Is there a workaround for this

I want to stream large amounts of data from the hardrive, i’m using the following code

FileInputStream file_input = new FileInputStream(DTConstants.OCTREE_TEMP_LOCATION+fileName);
FileChannel file_input_chan = file_input.getChannel();
MappedByteBuffer mappedBuffer = file_input_chan.map(FileChannel.MapMode.READ_ONLY, 0, file_input_chan.size());

But after a short amount of time i get this exception
“Not enough storage is available to process this command”

i can circumvent this by setting this:

mappedBuffer = null;
file_input_chan = null;
file_input = null;
System.gc();

But calling the garbage collector is really time expensive, so is there another way of doing this

tia

Paul

why not create one bytebuffer and stream your data through that?

the behaviour you describe is logical… from the documentation:

[quote]A mapped byte buffer and the file mapping that it represents remain valid until the buffer itself is garbage-collected.
[/quote]
So, create a direct bytebuffer and read the data through filechannel.read

The problem is when the tiny objects on the heap (refering to large mapped native data) are not garbage-collected. The problem gets worse when the tiny objects make their way out of eden-space to the next heap, which will not be GCed that often.

This is a design-flaw of MappedByteBuffers, which make them unusable for most performance tasks.

Yeah, there should be an unmap() or dispose() call that can be used to invalidate the MappedByteBuffer.
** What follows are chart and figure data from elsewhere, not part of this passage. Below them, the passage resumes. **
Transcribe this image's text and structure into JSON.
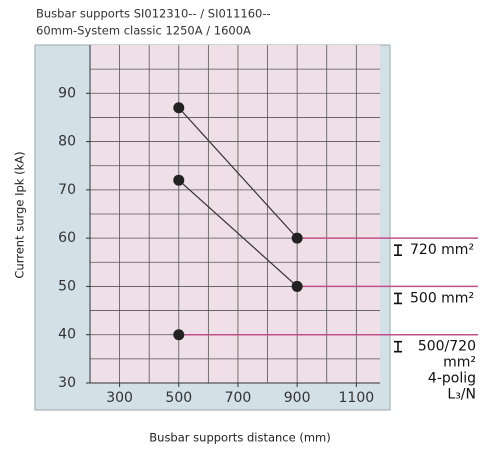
{
  "chart_data": {
    "type": "line",
    "title": "Busbar supports SI012310-- / SI011160--",
    "subtitle": "60mm-System classic 1250A / 1600A",
    "x_label": "Busbar supports distance (mm)",
    "y_label": "Current surge Ipk (kA)",
    "xlim": [
      200,
      1180
    ],
    "ylim": [
      30,
      100
    ],
    "xticks": [
      300,
      500,
      700,
      900,
      1100
    ],
    "yticks": [
      30,
      40,
      50,
      60,
      70,
      80,
      90
    ],
    "x_grid": [
      200,
      300,
      400,
      500,
      600,
      700,
      800,
      900,
      1000,
      1100
    ],
    "y_grid": [
      35,
      40,
      45,
      50,
      55,
      60,
      65,
      70,
      75,
      80,
      85,
      90,
      95
    ],
    "grid": true,
    "series": [
      {
        "color": "#222222",
        "x": [
          500,
          900
        ],
        "values": [
          87,
          60
        ]
      },
      {
        "color": "#222222",
        "x": [
          500,
          900
        ],
        "values": [
          72,
          50
        ]
      },
      {
        "color": "#222222",
        "x": [
          500
        ],
        "values": [
          40
        ]
      }
    ],
    "reference_color": "#c0508a",
    "annotations": [
      [
        "720 mm²"
      ],
      [
        "500 mm²"
      ],
      [
        "500/720",
        "mm²",
        "4-polig",
        "L₃/N"
      ]
    ]
  }
}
Is there a bug # for this ?

So what’s the second best thing to fix this, coz sometimes i need to read in a million points, but othertimes when a node is further away only saw 1000

The best fix is just to use normal File IO and don’t use the Mapped stuff until the RFE for the dispose() or unmap() request is agreed and implemented.

Cas :slight_smile:

public static final void clean(final Object buffer) throws Exception {
AccessController.doPrivileged(new PrivilegedAction()
{
public Object run()
{
try
{
Method getCleanerMethod = buffer.getClass().getMethod(“cleaner”, new Class[0]);
getCleanerMethod.setAccessible(true);
sun.misc.Cleaner cleaner = (sun.misc.Cleaner) getCleanerMethod.invoke(buffer, new Object[0]);
cleaner.clean();
} catch (Exception e)
{

				//e.printStackTrace(null);
				e.printStackTrace();
			}
			return null;
		}
	});
}

this seems to work, but only when i set my mapped byte buffer to ‘null’ ( i get an nullpointer exception ) but speeds seems to be fine.
but when i remove the e.printstactrace, it get slow again.
But i got a hotspot virtual machine error when i point a mapped buffer in it when it’s not null.